Asian elephants are smaller than African elephants. They have smaller ears and their backs are more rounded. Only the male elephants have tusks. The elephant's nose and upper lip are joined to make a trunk. Elephants use their trunk for feeding, vocalization, which is making noises to communicate, bathing and fighting. The elephants have thick, wrinkly skin which is very dry. They weigh around 5,000 pounds and are 9 to 10 feet tall.

Asian elephants are very smart and can live a long time. They live in groups of 6 to 7 females. The group is led by the oldest female, called the “matriarch.” The males leave their mothers and go on their own when they are about 6 to 7 years old. Then, they mostly stay by themselves. They communicate with each by making low frequency vibrations or sounds so low that humans can't hear them.

Elephants spend three-quarters of the day eating. They use their trunks to pick grasses and put them into their mouths. Elephants eat about 330 pounds of grass, plants, fruit, bark, bananas and rice that is being grown in fields. They only have 4 teeth for chewing. Also, they drink about 50 gallons of water each day.

The Asian elephant lives in parts of Bangladesh, Bhutan, India, Myanmar, Nepal, Sri Lanka, Thailand, Cambodia, Vietnam, China, Laos People's Democratic Republic, Malaysia and Indonesia. (These are all countries found in Asia.) The Asian elephants' habitat is grasslands and forests. They like areas that have both grass and low woody plants and trees.

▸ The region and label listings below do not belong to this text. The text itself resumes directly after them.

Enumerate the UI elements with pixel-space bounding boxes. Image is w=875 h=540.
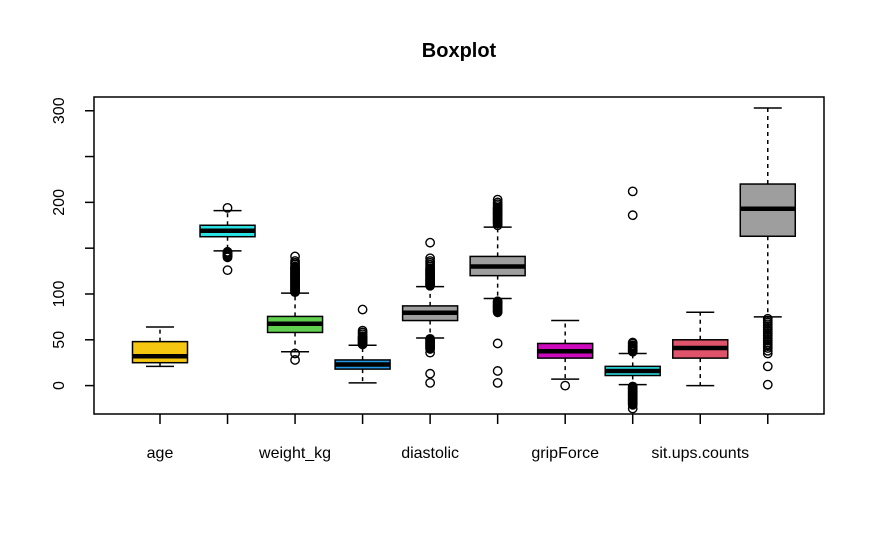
outlier-point xyxy=(762,343,773,353)
outlier-point xyxy=(425,344,436,354)
box-group xyxy=(334,304,391,384)
outlier-point xyxy=(290,355,300,365)
outlier-point xyxy=(492,197,503,208)
outlier-point xyxy=(290,256,300,266)
axes-layer: 0 50 100 200 300 age weight_kg diastolic gripFor… xyxy=(51,97,769,462)
outlier-point xyxy=(560,380,571,391)
plot-border xyxy=(93,96,825,415)
outlier-point xyxy=(492,377,503,388)
outlier-point xyxy=(492,307,503,318)
box-group xyxy=(199,202,256,276)
outlier-point xyxy=(425,347,436,358)
outlier-point xyxy=(762,345,773,356)
outlier-point xyxy=(222,252,233,263)
iqr-box xyxy=(131,340,189,364)
y-tick-label: 300 xyxy=(51,97,68,124)
outlier-point xyxy=(222,202,233,213)
outlier-point xyxy=(425,377,436,388)
outlier-point xyxy=(290,251,300,262)
box-group xyxy=(536,319,594,391)
outlier-point xyxy=(627,399,638,410)
box-group xyxy=(131,326,189,368)
outlier-point xyxy=(492,338,503,349)
outlier-point xyxy=(627,210,638,221)
box-group xyxy=(266,251,324,365)
outlier-point xyxy=(357,304,368,315)
outlier-point xyxy=(425,256,436,266)
outlier-point xyxy=(425,253,436,264)
x-tick-label: age xyxy=(147,445,174,462)
outlier-point xyxy=(762,361,773,372)
box-group xyxy=(671,311,729,387)
outlier-point xyxy=(357,325,368,336)
y-tick-label: 0 xyxy=(51,381,68,390)
x-tick-label: weight_kg xyxy=(258,445,331,462)
x-tick-label: diastolic xyxy=(401,445,459,462)
box-group xyxy=(469,194,526,388)
x-tick-label: sit.ups.counts xyxy=(651,445,749,462)
outlier-point xyxy=(627,403,638,414)
y-tick-label: 50 xyxy=(51,331,68,349)
outlier-point xyxy=(492,366,503,376)
y-tick-label: 200 xyxy=(51,189,68,216)
outlier-point xyxy=(627,186,638,197)
outlier-point xyxy=(222,265,233,276)
outlier-point xyxy=(762,379,773,390)
outlier-point xyxy=(425,368,436,379)
box-group xyxy=(401,237,459,388)
boxes-layer xyxy=(131,107,797,414)
box-group xyxy=(739,107,797,390)
outlier-point xyxy=(492,194,503,205)
outlier-point xyxy=(290,348,300,359)
chart-title: Boxplot xyxy=(422,40,497,62)
y-tick-label: 100 xyxy=(51,281,68,308)
outlier-point xyxy=(425,237,436,248)
outlier-point xyxy=(627,337,638,348)
x-tick-label: gripForce xyxy=(531,445,599,462)
outlier-point xyxy=(762,348,773,359)
box-group xyxy=(604,186,661,414)
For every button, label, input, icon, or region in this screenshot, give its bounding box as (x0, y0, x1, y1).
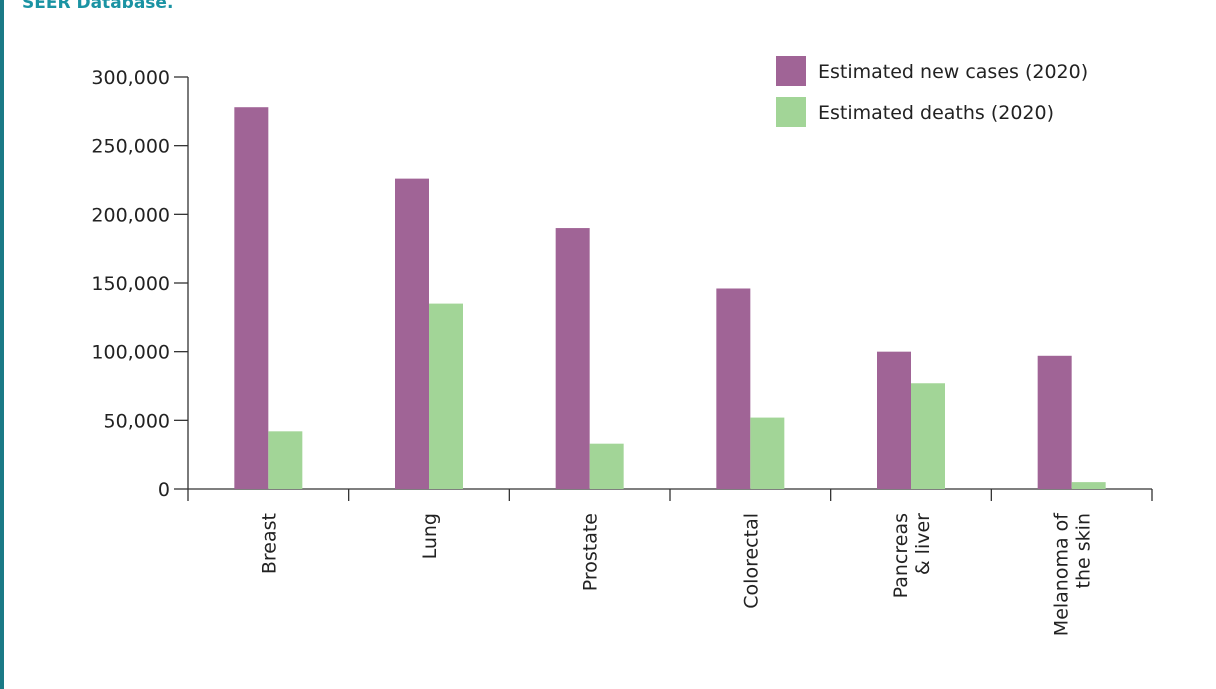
x-category-label: Breast (258, 513, 280, 574)
x-category-label: Melanoma of (1051, 512, 1073, 636)
x-category-label: & liver (912, 513, 934, 575)
bar-new-cases (877, 351, 911, 489)
bar-new-cases (716, 288, 751, 489)
legend-swatch (776, 97, 806, 127)
x-category-label: Prostate (580, 513, 602, 591)
y-tick-label: 150,000 (91, 273, 170, 295)
y-tick-label: 50,000 (104, 410, 170, 432)
bar-new-cases (234, 107, 269, 490)
y-tick-label: 100,000 (91, 342, 170, 364)
y-tick-label: 200,000 (91, 204, 170, 226)
frame-border (0, 0, 4, 689)
bar-deaths (750, 417, 785, 489)
x-category-label: Pancreas (890, 513, 912, 598)
y-tick-label: 250,000 (91, 136, 170, 158)
bar-deaths (429, 303, 463, 489)
x-category-label: Colorectal (740, 513, 762, 609)
legend-label: Estimated new cases (2020) (818, 61, 1088, 83)
legend-label: Estimated deaths (2020) (818, 102, 1054, 124)
x-category-label: Lung (419, 513, 441, 559)
legend-swatch (776, 56, 806, 86)
y-tick-label: 0 (158, 479, 170, 501)
bar-deaths (268, 431, 303, 489)
bar-deaths (589, 443, 624, 489)
bar-deaths (1071, 482, 1106, 489)
bar-new-cases (1037, 355, 1072, 489)
x-category-label: the skin (1073, 513, 1095, 588)
source-caption: SEER Database. (22, 0, 174, 13)
bar-new-cases (555, 228, 590, 490)
y-tick-label: 300,000 (91, 67, 170, 89)
bar-new-cases (395, 178, 429, 490)
bar-deaths (911, 383, 945, 489)
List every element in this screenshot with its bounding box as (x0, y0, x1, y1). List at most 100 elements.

Today there are 35,000 to 40,000 Asian elephants left in the wild. They are endangered because of habitat loss and hunting. Land that the elephants live on has been destroyed because people need it to live on. Farmers don't like the elephants damaging their crops, and the farmers sometimes killed them. Also, male elephants are killed for their tusks. This leaves mostly female elephants, but male and female elephants are needed to make babies. When the adult elephants are killed, the young elephants don't have anyone to teach them where to go to find food and water.

Elephants don't really have any natural animal enemies. Sometimes, tigers, lions or hyenas attack weak, sick or baby elephants. Also, once in a while, crocodiles attack baby crocodiles in the water without the mom.